English    Türkçe    فارسی   

3
490-499

  • این تردد عقبه‌ی راه حقست ** ای خنک آن را که پایش مطلقست 490
  • Bu tereddüt, Allah yolunun tuzağı, sarp yeridir. Ne mutlu ayağı çözük kişiye.
  • بی‌تردد می‌رود در راه راست ** ره نمی‌دانی بجو گامش کجاست
  • O, doğru yolda tereddütsüz gider. Eğer yol bilmiyorsan öyle bir hür adamın adımı nerede? Onu ara!
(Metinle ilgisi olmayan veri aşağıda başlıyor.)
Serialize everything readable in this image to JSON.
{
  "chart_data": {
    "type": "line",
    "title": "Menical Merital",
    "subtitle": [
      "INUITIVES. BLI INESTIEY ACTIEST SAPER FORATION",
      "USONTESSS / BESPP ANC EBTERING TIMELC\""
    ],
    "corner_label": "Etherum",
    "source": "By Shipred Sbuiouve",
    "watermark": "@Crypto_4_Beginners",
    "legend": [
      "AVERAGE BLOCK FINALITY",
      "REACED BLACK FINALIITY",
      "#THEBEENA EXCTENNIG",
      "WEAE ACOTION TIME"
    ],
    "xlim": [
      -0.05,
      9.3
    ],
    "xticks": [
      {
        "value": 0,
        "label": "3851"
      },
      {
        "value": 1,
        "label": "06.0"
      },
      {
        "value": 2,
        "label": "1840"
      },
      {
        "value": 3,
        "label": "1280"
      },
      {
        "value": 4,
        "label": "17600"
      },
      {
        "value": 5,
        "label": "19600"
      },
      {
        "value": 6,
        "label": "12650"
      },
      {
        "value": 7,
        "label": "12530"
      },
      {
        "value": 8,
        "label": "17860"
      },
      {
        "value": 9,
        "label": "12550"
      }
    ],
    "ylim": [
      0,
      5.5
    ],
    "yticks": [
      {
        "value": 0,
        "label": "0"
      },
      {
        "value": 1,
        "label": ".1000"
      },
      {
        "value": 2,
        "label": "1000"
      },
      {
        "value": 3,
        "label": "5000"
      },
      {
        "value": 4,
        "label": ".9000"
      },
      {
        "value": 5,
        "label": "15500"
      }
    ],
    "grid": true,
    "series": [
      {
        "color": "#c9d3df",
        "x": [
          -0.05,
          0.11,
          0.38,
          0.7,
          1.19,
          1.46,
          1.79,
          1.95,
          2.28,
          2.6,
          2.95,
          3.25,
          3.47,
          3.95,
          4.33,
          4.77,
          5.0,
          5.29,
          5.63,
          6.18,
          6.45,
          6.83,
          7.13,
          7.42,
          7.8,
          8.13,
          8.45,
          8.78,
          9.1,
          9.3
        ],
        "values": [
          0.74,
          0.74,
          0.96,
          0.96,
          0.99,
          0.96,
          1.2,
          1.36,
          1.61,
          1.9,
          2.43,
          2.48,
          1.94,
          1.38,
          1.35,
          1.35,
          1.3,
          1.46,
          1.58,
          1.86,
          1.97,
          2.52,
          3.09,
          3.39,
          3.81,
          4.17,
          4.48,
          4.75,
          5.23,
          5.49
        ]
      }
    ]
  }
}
  • گام آهو را بگیر و رو معاف ** تا رسی از گام آهو تا بناف
  • Ceylânın izini izle, her şeyden kurtulmuş bir halde yola düş de onun izini izleye, izleye nihayet miske erişesin.
  • زین روش بر اوج انور می‌روی ** ای برادر گر بر آذر می‌روی
  • Bu çeşit yürüyüşle zahiren ateşe bile girsen yine apaydın yücelere kadar varırsın.
  • نه ز دریا ترس نه از موج و کف ** چون شنیدی تو خطاب لا تخف
  • Mademki “Korkma” hitabını duydun, ne denizden korkun var ne dalgadan, ne köpükten!
  • لا تخف دان چونک خوفت داد حق ** نان فرستد چون فرستادت طبق 495
  • Allah, sana Hak korkusunu verdi mi bunu “Korkma” hitabı say. Sana tabak yolladı mı ekmek de yollayacak demektir.
  • خوف آن کس راست کو را خوف نیست ** غصه‌ی آن کس را کش اینجا طوف نیست
  • Korku, korkusu olmayan adamındır. Dert, burada dönüp dolaşmayan kimsenindir.
  • روان شدن خواجه به سوی ده
  • Şehirlinin köye gitmesi
  • خواجه در کار آمد و تجهیز ساخت ** مرغ عزمش سوی ده اشتاب تاخت
  • Şehirli, işe koyuldu, hazırlığını tamamladı, azim kuşu köye doğru koşmaya, uçmağa başladı.
  • اهل و فرزندان سفر را ساختند ** رخت را بر گاو عزم انداختند
  • Ehli, çoluğu, çocuğu da yol hazırlığını görüp eşyalarını azim öküzüne yüklediler.
  • شادمانان و شتابان سوی ده ** که بری خوردیم از ده مژده ده
  • Neşeli bir halde koşa koşa yola düştüler. “Köyden istifadeler edeceğiz, bize köyden müjde ver, müjde!” diye diye köye doğru yöneldiler.